The study tackled the challenge of generalizing presentation attack detection (PAD) across diverse ID card countries by leveraging Foundation Models (FM), finding that bona fide images are crucial for achieving generalization in zero-shot and fine-tuning scenarios.
Nowadays, one of the main challenges in presentation attack detection (PAD) on ID cards is obtaining generalisation capabilities for a diversity of countries that are issuing ID cards. Most PAD systems are trained on one, two, or three ID documents because of privacy protection concerns. As a result, they do not obtain competitive results for commercial purposes when tested in an unknown new ID card country. In this scenario, Foundation Models (FM) trained on huge datasets can help to improve generalisation capabilities.

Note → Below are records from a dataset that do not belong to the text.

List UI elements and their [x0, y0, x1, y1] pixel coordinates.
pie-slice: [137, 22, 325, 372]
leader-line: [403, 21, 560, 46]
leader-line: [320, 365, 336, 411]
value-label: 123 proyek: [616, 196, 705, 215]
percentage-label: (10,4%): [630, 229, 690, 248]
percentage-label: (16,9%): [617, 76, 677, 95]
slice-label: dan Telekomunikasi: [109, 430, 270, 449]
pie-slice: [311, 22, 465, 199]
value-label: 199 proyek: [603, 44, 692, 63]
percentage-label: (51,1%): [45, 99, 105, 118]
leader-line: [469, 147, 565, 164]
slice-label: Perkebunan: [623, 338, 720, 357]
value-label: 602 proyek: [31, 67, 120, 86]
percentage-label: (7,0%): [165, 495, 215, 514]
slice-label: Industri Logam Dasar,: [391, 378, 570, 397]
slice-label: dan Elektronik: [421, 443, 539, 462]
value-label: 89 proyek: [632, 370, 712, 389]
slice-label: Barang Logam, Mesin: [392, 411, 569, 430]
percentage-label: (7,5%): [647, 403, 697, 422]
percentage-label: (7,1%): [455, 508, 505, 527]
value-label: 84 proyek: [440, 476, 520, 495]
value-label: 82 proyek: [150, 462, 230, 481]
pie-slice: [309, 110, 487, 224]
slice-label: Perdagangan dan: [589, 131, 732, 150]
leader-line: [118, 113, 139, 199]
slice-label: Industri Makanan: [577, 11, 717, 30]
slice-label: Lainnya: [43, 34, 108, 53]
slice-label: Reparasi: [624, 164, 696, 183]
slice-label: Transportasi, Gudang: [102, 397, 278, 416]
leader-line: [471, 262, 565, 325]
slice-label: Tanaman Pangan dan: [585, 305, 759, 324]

This work intends to improve and benchmark the capabilities of FM and how to use them to adapt the generalisation on PAD of ID Documents. Different test protocols were used, considering zero-shot and fine-tuning and two different ID card datasets. One private dataset based on Chilean IDs and one open-set based on three ID countries: Finland, Spain, and Slovakia. Our findings indicate that bona fide images are the key to generalisation.